Les OTA (Online Travel Agencies) fonctionnent selon un modèle d’audience décalé par rapport au retail classique. L’achat d’un billet ou la réservation d’un hôtel intervient souvent plusieurs semaines avant le départ effectif. Résultat : le pic de trafic mesurable sur Booking.com se concentre sur le printemps, pas sur l’été. C’est une mécanique bien documentée par les baromètres Médiamétrie successifs depuis la reprise post-Covid du secteur voyages.

La plateforme bénéficie par ailleurs d’un effet d’entonnoir : un même utilisateur peut visiter Booking.com plusieurs fois pour comparer des dates, ajuster des destinations ou finaliser un choix. Cela gonfle mécaniquement le nombre de sessions et contribue à maintenir des visiteurs uniques mensuels élevés sur l’ensemble du trimestre, là où un site de prêt-à-porter, par exemple, génère des visites plus ponctuelles.

Le voyage reprend du poids dans le top 20

Au-delà du seul cas Booking.com, le baromètre T2 2026 signale une dynamique sectorielle plus large. D’autres acteurs du voyage progressent dans le classement. SNCF Connect, qui centralise réservations de trains et d’intermodalité, figure dans le top 20 avec des chiffres d’audience cohérents avec la période des grands départs programmés. Airbnb, dont le modèle de location entre particuliers attire une clientèle différente de celle des OTA traditionnelles, affiche également une audience renforcée sur ce trimestre.

Ce mouvement collectif suggère que le secteur voyage regagne des parts d’audience dans l’e-commerce français après des trimestres dominés par le retail, le drive alimentaire et les marketplaces généralistes. La reprise de 2023-2024 avait déjà réinstallé les plateformes de voyage dans le top 20, mais leur poids fluctuait selon les trimestres. Le T2 2026 confirme que cette présence est désormais régulière et capable de peser sur les positions intermédiaires du classement.

Expedia et ses marques associées restent plus discrètes dans les données françaises, où Booking.com écrase le marché OTA en notoriété et en volume. La concentration du trafic voyage sur une poignée d’acteurs — Booking.com, SNCF Connect, Airbnb — explique pourquoi le secteur pèse autant dans le classement global dès lors que la saisonnalité joue en sa faveur.

Ce que ce classement dit du comportement des internautes français au printemps 2026

Le baromètre FEVAD/Médiamétrie est une photographie trimestrielle, pas un indicateur de tendance structurelle.
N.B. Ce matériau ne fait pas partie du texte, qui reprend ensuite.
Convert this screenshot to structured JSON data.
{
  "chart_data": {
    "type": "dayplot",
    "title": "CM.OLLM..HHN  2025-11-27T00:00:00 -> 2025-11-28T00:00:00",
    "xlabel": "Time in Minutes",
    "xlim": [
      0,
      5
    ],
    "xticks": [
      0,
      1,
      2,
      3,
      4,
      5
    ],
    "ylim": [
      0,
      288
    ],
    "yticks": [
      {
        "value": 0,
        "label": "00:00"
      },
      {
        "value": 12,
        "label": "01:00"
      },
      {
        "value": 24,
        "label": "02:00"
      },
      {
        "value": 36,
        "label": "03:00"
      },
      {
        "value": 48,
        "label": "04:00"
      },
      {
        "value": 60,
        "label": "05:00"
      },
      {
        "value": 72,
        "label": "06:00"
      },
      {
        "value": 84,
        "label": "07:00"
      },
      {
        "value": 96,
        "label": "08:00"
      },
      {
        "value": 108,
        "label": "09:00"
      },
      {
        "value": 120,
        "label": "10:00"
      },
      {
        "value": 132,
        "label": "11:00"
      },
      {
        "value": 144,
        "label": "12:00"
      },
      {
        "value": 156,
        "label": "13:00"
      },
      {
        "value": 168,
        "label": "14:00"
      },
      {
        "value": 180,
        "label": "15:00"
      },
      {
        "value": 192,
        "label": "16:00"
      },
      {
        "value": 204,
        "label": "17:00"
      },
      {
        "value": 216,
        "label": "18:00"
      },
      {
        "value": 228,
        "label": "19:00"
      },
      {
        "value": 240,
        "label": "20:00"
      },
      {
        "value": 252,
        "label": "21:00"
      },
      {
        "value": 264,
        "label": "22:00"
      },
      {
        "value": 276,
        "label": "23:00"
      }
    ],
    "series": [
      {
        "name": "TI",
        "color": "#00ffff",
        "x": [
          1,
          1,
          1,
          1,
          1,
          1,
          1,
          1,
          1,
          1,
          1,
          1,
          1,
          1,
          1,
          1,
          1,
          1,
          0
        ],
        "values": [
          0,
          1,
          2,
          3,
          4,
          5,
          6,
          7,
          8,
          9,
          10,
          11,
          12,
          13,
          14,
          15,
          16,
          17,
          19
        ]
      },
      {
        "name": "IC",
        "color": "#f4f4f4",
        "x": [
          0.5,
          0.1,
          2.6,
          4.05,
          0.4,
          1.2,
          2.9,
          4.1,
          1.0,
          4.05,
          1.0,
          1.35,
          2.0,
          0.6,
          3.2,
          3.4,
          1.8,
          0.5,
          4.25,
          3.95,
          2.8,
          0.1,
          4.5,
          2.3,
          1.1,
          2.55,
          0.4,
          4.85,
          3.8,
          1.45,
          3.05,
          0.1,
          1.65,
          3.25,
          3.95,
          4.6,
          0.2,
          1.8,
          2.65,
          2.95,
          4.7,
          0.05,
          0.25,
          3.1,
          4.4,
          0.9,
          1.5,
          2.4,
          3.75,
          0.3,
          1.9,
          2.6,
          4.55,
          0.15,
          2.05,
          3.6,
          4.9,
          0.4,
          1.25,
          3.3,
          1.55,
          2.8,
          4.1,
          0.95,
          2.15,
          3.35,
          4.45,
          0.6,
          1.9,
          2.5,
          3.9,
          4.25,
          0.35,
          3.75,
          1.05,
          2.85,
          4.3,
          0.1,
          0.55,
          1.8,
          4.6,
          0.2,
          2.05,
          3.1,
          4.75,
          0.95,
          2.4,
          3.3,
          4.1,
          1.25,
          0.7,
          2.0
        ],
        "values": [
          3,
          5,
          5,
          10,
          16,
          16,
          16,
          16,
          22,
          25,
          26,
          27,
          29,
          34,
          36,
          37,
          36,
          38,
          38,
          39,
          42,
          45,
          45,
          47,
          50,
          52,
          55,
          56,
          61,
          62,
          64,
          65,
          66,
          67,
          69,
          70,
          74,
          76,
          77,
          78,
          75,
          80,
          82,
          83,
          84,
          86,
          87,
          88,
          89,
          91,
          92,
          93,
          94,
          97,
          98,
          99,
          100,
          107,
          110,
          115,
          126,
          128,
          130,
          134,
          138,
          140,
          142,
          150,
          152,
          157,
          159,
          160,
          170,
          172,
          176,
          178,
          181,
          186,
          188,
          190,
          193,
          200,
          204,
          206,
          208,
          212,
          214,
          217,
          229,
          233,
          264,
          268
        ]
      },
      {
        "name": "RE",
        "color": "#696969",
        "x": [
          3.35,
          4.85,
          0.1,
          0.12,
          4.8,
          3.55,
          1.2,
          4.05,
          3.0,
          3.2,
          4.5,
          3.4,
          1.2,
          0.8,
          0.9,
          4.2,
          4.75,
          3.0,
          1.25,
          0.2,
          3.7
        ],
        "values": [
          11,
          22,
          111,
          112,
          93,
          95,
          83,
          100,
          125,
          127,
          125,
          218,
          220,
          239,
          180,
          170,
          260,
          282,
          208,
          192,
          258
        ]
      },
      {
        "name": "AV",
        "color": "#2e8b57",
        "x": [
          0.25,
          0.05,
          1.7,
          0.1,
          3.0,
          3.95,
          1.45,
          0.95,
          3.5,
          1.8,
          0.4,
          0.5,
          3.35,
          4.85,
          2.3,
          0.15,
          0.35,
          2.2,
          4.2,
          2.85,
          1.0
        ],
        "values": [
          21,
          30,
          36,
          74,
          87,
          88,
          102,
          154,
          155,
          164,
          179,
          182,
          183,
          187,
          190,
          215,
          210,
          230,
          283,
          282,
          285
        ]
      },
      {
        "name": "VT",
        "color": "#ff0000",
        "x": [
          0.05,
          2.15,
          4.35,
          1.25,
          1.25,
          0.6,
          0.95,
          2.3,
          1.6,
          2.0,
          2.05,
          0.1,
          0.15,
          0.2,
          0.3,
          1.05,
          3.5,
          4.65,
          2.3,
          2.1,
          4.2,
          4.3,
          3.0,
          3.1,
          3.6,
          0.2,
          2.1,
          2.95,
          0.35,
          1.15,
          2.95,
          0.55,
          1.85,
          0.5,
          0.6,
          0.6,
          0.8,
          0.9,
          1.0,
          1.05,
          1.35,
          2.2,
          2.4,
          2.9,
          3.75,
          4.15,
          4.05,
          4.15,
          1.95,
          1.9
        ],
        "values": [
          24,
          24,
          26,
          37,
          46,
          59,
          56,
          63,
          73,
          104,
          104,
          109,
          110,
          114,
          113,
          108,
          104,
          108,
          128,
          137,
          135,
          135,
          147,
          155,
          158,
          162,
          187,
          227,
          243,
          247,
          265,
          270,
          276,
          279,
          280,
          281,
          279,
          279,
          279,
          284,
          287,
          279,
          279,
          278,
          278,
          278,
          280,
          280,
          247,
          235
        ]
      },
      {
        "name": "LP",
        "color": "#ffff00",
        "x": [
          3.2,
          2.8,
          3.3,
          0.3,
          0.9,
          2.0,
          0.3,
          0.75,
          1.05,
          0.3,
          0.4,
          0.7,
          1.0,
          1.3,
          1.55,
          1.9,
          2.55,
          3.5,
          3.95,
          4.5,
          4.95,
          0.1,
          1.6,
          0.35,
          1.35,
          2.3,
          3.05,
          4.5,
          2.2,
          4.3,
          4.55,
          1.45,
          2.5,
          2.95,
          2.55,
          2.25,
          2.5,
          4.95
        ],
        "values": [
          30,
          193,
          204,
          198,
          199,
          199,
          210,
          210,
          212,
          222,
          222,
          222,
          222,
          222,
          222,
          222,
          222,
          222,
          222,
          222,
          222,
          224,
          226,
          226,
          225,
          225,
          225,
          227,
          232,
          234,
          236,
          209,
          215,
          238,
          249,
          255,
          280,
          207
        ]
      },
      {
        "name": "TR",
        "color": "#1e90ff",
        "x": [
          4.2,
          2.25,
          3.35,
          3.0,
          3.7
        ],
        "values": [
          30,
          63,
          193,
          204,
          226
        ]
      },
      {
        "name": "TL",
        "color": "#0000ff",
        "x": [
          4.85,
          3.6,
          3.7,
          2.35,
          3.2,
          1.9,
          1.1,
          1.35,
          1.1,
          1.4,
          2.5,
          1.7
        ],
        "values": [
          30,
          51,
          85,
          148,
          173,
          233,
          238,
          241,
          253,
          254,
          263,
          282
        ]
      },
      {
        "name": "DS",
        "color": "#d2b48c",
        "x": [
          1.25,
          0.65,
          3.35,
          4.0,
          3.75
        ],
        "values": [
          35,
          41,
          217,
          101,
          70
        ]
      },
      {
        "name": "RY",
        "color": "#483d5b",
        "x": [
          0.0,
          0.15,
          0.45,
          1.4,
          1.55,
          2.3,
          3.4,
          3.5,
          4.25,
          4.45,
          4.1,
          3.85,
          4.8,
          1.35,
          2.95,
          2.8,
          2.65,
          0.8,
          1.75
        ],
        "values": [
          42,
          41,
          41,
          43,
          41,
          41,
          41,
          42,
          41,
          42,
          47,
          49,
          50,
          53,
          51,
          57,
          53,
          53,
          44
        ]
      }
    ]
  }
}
Mesurer les visiteurs uniques sur avril-juin 2026 capture un état précis des arbitrages de consommation en ligne à ce moment, avec ses biais saisonniers assumés. Comparer ce T2 à un T4 dominé par le Black Friday et Noël serait méthodologiquement incorrect : les usages, les intentionnistes et les catégories de produits recherchés n’ont rien de commun.

Ce que les chiffres révèlent concrètement, c’est que les internautes français utilisent des plateformes spécialisées pour des actes d’achat à forte valeur unitaire — un séjour coûte en moyenne bien plus qu’un achat sur Amazon — et que cette décision se prend en ligne, sur mobile notamment. La méthodologie tous canaux de Médiamétrie intègre le trafic applicatif, ce qui avantage Booking.com dont l’app mobile affiche des taux d’usage élevés chez les voyageurs réguliers.

Pour les acteurs du retail, ce classement trimestriel pose une question opérationnelle : comment maintenir leur audience et leur part de voix quand la saisonnalité déplace les intentions d’achat vers des catégories qu’ils ne couvrent pas ? Le T2 2026 montre que l’e-commerce français reste un marché fragmenté par cycle, où le leader de trimestre n’est pas nécessairement celui qui convertit le mieux sur l’année.